Landlocked Tajikistan is of "immense geo strategic importance" to India, sharing a 520 km border with China and a porous 1,425 km border with Afghanistan, including the narrow Afghan-Wakhan corridor which at its narrowest point is 16 km away from Pakistan-occupied Kashmir.
Afghanistan would be in focus during talks, said Bisaria, adding that President Rahmon had discussed the matter last year too.
Tajikistan is "extremely concerned" about Afghanistan, especially in the context of the drawdown of international troops in 2014, and with reports of Afghan mercenaries entering the country.
In 2006, India had committed to undertake rehabilitation and modernization of the Varzob-1 Hydro Power Station, which was undertaken by Bharat Heavy Electricals Ltd (BHEL) and National Hydroelectric Power Corporation (NHPC). The project was inaugurated last year.
Both countries also share close defence relations, with India also involved in training of Tajik officers and cadets, said Bisaria.

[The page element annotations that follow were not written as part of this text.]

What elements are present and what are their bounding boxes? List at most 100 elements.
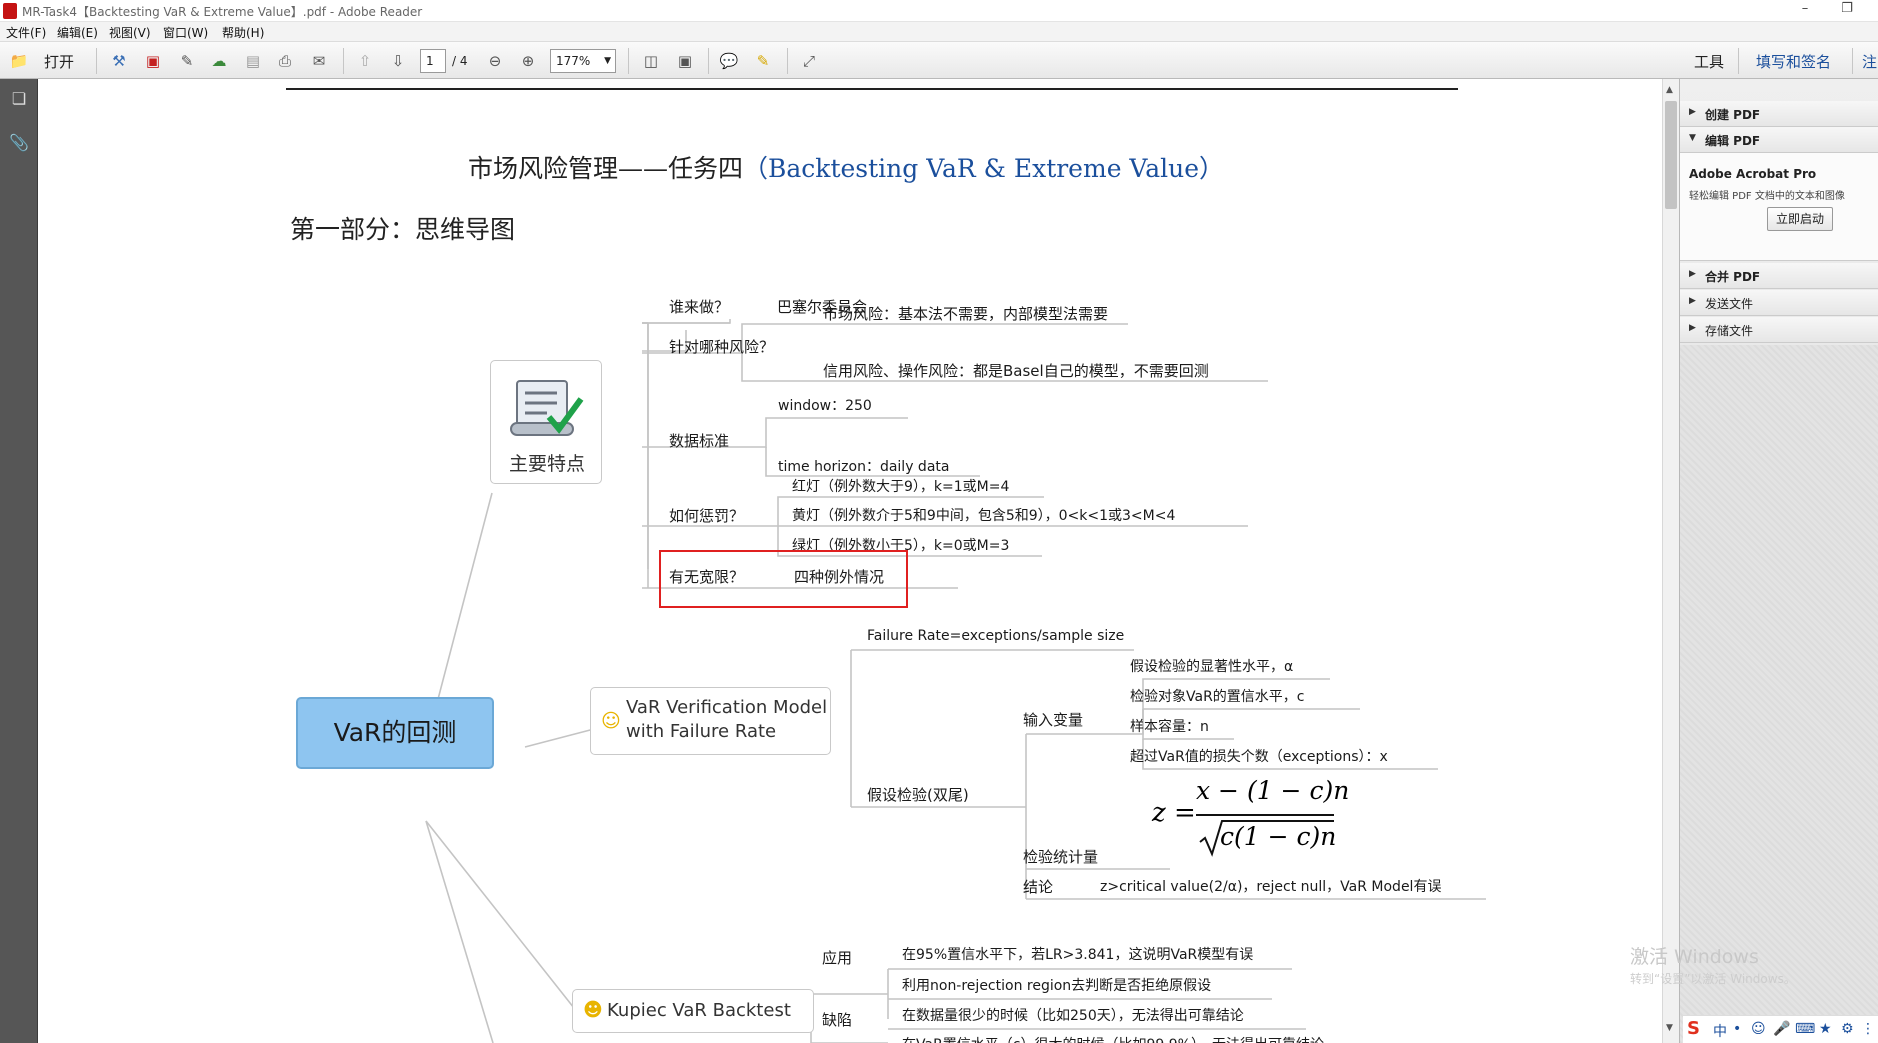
- document-view: 市场风险管理——任务四（Backtesting VaR & Extreme Va…: [38, 79, 1662, 1043]
- chevron-down-icon: ▼: [604, 56, 611, 66]
- print-icon[interactable]: ⎙: [274, 50, 296, 72]
- zoom-in-icon[interactable]: ⊕: [517, 50, 539, 72]
- microphone-icon[interactable]: 🎤: [1773, 1021, 1790, 1037]
- scroll-up-icon[interactable]: ▲: [1666, 85, 1673, 95]
- risk-credit: 信用风险、操作风险：都是Basel自己的模型，不需要回测: [823, 362, 1209, 380]
- tools-button[interactable]: 工具: [1694, 51, 1724, 72]
- create-pdf-section[interactable]: ▶ 创建 PDF: [1680, 101, 1878, 127]
- emoji-icon[interactable]: ☺: [1751, 1021, 1766, 1037]
- fill-sign-button[interactable]: 填写和签名: [1756, 51, 1831, 72]
- hypothesis-test-label: 假设检验(双尾): [867, 786, 969, 804]
- toolbar-separator: [708, 48, 709, 74]
- edit-pdf-label: 编辑 PDF: [1705, 134, 1761, 148]
- restore-button[interactable]: ❐: [1832, 1, 1862, 21]
- panel-background: [1680, 345, 1878, 1043]
- grin-icon: ☻: [583, 999, 603, 1021]
- input-sample-size: 样本容量：n: [1130, 719, 1209, 735]
- fit-width-icon[interactable]: ▣: [674, 50, 696, 72]
- conclusion-text: z>critical value(2/α)，reject null，VaR Mo…: [1100, 879, 1442, 895]
- title-bar: MR-Task4【Backtesting VaR & Extreme Value…: [0, 0, 1878, 22]
- input-confidence: 检验对象VaR的置信水平，c: [1130, 689, 1305, 705]
- zoom-out-icon[interactable]: ⊖: [484, 50, 506, 72]
- previous-page-icon[interactable]: ⇧: [354, 50, 376, 72]
- kupiec-def-2: 在VaR置信水平（c）很大的时候（比如99.9%），无法得出可靠结论: [902, 1034, 1324, 1043]
- toolbar-separator: [343, 48, 344, 74]
- keyboard-icon[interactable]: ⌨: [1795, 1021, 1815, 1037]
- data-horizon: time horizon：daily data: [778, 459, 950, 475]
- scroll-down-icon[interactable]: ▼: [1666, 1023, 1673, 1033]
- scrollbar-thumb[interactable]: [1665, 101, 1677, 209]
- z-formula-lhs: z =: [1152, 798, 1196, 828]
- navigation-pane: ❏ 📎: [0, 79, 38, 1043]
- edit-pdf-icon[interactable]: ✎: [176, 50, 198, 72]
- toolbar-separator: [628, 48, 629, 74]
- checklist-icon: [510, 380, 584, 436]
- kupiec-node: ☻ Kupiec VaR Backtest: [572, 989, 814, 1033]
- folder-open-icon[interactable]: 📁: [8, 50, 30, 72]
- sogou-logo-icon[interactable]: S: [1687, 1018, 1700, 1039]
- menu-file[interactable]: 文件(F): [6, 24, 46, 41]
- main-features-node: 主要特点: [490, 360, 602, 484]
- minimize-button[interactable]: –: [1790, 1, 1820, 21]
- failure-rate-formula: Failure Rate=exceptions/sample size: [867, 628, 1125, 644]
- penalty-yellow: 黄灯（例外数介于5和9中间，包含5和9），0<k<1或3<M<4: [792, 508, 1176, 524]
- z-formula-denominator: c(1 − c)n: [1220, 822, 1337, 851]
- activation-watermark: 激活 Windows: [1630, 946, 1759, 968]
- toolbar-separator: [1738, 48, 1739, 74]
- risk-market: 市场风险：基本法不需要，内部模型法需要: [823, 305, 1109, 323]
- ime-toolbar: S 中 • ☺ 🎤 ⌨ ★ ⚙ ⋮: [1683, 1015, 1878, 1043]
- cloud-upload-icon[interactable]: ☁: [208, 50, 230, 72]
- export-pdf-icon[interactable]: ▣: [142, 50, 164, 72]
- input-exceptions: 超过VaR值的损失个数（exceptions）：x: [1130, 749, 1388, 765]
- ime-language[interactable]: 中: [1713, 1021, 1727, 1041]
- send-file-label: 发送文件: [1705, 297, 1754, 311]
- kupiec-label: Kupiec VaR Backtest: [607, 1000, 791, 1021]
- merge-pdf-section[interactable]: ▶ 合并 PDF: [1680, 263, 1878, 289]
- punctuation-icon[interactable]: •: [1733, 1021, 1741, 1037]
- z-formula-numerator: x − (1 − c)n: [1196, 776, 1350, 805]
- highlight-box: [659, 550, 908, 608]
- page-number-input[interactable]: 1: [420, 49, 446, 73]
- chevron-right-icon: ▶: [1689, 323, 1696, 333]
- store-file-section[interactable]: ▶ 存储文件: [1680, 317, 1878, 343]
- kupiec-defect-label: 缺陷: [822, 1011, 853, 1029]
- menu-view[interactable]: 视图(V): [109, 24, 151, 41]
- chevron-right-icon: ▶: [1689, 269, 1696, 279]
- email-icon[interactable]: ✉: [308, 50, 330, 72]
- menu-icon[interactable]: ⋮: [1861, 1021, 1875, 1037]
- attachment-icon[interactable]: 📎: [9, 133, 29, 155]
- next-page-icon[interactable]: ⇩: [387, 50, 409, 72]
- menu-help[interactable]: 帮助(H): [222, 24, 264, 41]
- skin-icon[interactable]: ★: [1819, 1021, 1832, 1037]
- failure-rate-label: VaR Verification Model with Failure Rate: [626, 696, 827, 744]
- main-features-label: 主要特点: [508, 453, 585, 475]
- menu-window[interactable]: 窗口(W): [163, 24, 208, 41]
- comment-icon[interactable]: 💬: [718, 50, 740, 72]
- full-screen-icon[interactable]: ⤢: [798, 50, 820, 72]
- fit-page-icon[interactable]: ◫: [640, 50, 662, 72]
- zoom-value: 177%: [556, 54, 591, 68]
- menu-edit[interactable]: 编辑(E): [57, 24, 98, 41]
- window-title: MR-Task4【Backtesting VaR & Extreme Value…: [22, 5, 423, 19]
- comment-button[interactable]: 注: [1862, 51, 1877, 72]
- create-pdf-icon[interactable]: ⚒: [108, 50, 130, 72]
- kupiec-application-label: 应用: [822, 949, 853, 967]
- start-now-button[interactable]: 立即启动: [1767, 207, 1833, 231]
- send-file-section[interactable]: ▶ 发送文件: [1680, 290, 1878, 316]
- data-window: window：250: [778, 398, 872, 414]
- zoom-select[interactable]: 177% ▼: [550, 49, 616, 73]
- toolbar-separator: [96, 48, 97, 74]
- tools-icon[interactable]: ⚙: [1841, 1021, 1854, 1037]
- highlight-icon[interactable]: ✎: [752, 50, 774, 72]
- toolbar-separator: [787, 48, 788, 74]
- edit-pdf-section[interactable]: ▼ 编辑 PDF: [1680, 127, 1878, 153]
- data-standard-label: 数据标准: [669, 432, 730, 450]
- chevron-right-icon: ▶: [1689, 107, 1696, 117]
- activation-watermark-hint: 转到“设置”以激活 Windows。: [1630, 972, 1796, 986]
- open-button[interactable]: 打开: [44, 51, 74, 72]
- vertical-scrollbar[interactable]: ▲ ▼: [1662, 79, 1679, 1043]
- failure-rate-node: ☺ VaR Verification Model with Failure Ra…: [590, 687, 831, 755]
- save-icon[interactable]: ▤: [242, 50, 264, 72]
- menu-bar: 文件(F) 编辑(E) 视图(V) 窗口(W) 帮助(H): [0, 22, 1878, 42]
- page-thumbnails-icon[interactable]: ❏: [9, 89, 29, 111]
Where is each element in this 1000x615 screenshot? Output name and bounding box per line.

Bilateral trade, which stood at $27 million last year, has been low, due to transportation difficulties. Goods from India have to travel by sea from Bandar Abbas in Iran and then to Tajikistan by land.
India is taking steps to re-energise the the North-South corridor and also the trans-Afghan corridor for access to Tajikistan.
A joint commission is working on a blueprint to boost trade between the two countries.
Bisaria denied that India had any fighter planes stationed in Tajikistan, but was only involved in the reconstruction of the Ayni airfield.
Ansari will be accompanied by Minister of State for Food Tariq Anwar and four MPs, including Rajya MPs Chandan Mitra and Harsimrat Kaur Badal.
Then president Pratibha Patil had visited Tajikistan in 2009 and then prime minister Atal Bihari Vajpayee in 2003. Tajik President Rahmon has visited India five times, the last time being September 2012, when ties were elevated to a strategic partnership.